Concurso de Saltos de Lisboa chega hoje à 100.ª edição com “expectativa enorme”

O Concurso de Saltos Internacional de Portugal, um dos mais antigos do mundo, chega hoje, em Lisboa, à 100.ª edição, para a qual há uma “expectativa enorme” dado o alto nível competitivo nacional e internacional.

Concurso de Saltos de Lisboa chega hoje à 100.ª edição com

Concurso de Saltos de Lisboa chega hoje à 100.ª edição com “expectativa enorme”

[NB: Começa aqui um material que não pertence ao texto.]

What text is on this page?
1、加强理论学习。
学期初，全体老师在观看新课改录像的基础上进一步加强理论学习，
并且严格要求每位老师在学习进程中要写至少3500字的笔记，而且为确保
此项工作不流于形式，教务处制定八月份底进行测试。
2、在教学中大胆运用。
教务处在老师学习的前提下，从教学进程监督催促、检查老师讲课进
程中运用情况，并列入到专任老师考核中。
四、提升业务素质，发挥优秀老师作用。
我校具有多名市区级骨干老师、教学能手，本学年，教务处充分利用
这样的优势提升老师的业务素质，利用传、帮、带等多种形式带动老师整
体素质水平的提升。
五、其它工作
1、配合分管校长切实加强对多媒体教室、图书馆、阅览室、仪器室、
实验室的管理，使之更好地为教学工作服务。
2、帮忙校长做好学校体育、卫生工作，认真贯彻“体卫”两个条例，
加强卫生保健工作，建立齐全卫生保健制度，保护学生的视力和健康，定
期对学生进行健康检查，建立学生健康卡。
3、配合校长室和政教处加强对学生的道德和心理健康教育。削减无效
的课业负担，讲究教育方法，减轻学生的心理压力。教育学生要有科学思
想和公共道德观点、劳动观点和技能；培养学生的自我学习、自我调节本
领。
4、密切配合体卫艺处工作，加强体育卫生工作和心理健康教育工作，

O Concurso de Saltos Internacional de Portugal, um dos mais antigos do mundo, chega hoje, em Lisboa, à 100.ª edição, para a qual há uma “expectativa enorme” dado o alto nível competitivo nacional e internacional.

“A expectativa é enorme, sendo esta a 100.ª edição deste concurso. Com os cavaleiros que temos presentes, espera-se um alto nível competitivo, e para Portugal, a expectativa é também enorme, em virtude de termos ganho a Taça das Nações na última edição, bem como o Grande Prémio na edição de 2019”, explica à Lusa o presidente da Federação Equestre Portuguesa, Bruno Rente.

Com cerca de 100 cavaleiros, representando mais de uma dezena de países, os olhares do evento, que decorre até domingo na Sociedade Hípica Portuguesa, recaem sobre várias figuras tanto do panorama nacional como do internacional, como o olímpico belga Ludo Philippaerts.

Na Taça das Nações, participará uma equipa portuguesa, composta por Mandy Mendes Costa, Adir Dias de Abreu, António Matos de Almeida, Duarte Seabra e Mário Prieto.

Ao todo, há três provas que pontuam para o ‘ranking’ mundial da Federação Equestre Internacional (FEI), numa altura em que se vive já em ciclo qualificativo, não só para os Jogos Olímpicos Paris2024, como para Europeus e Mundiais, com Lisboa a atribuir pontuação para esses desígnios.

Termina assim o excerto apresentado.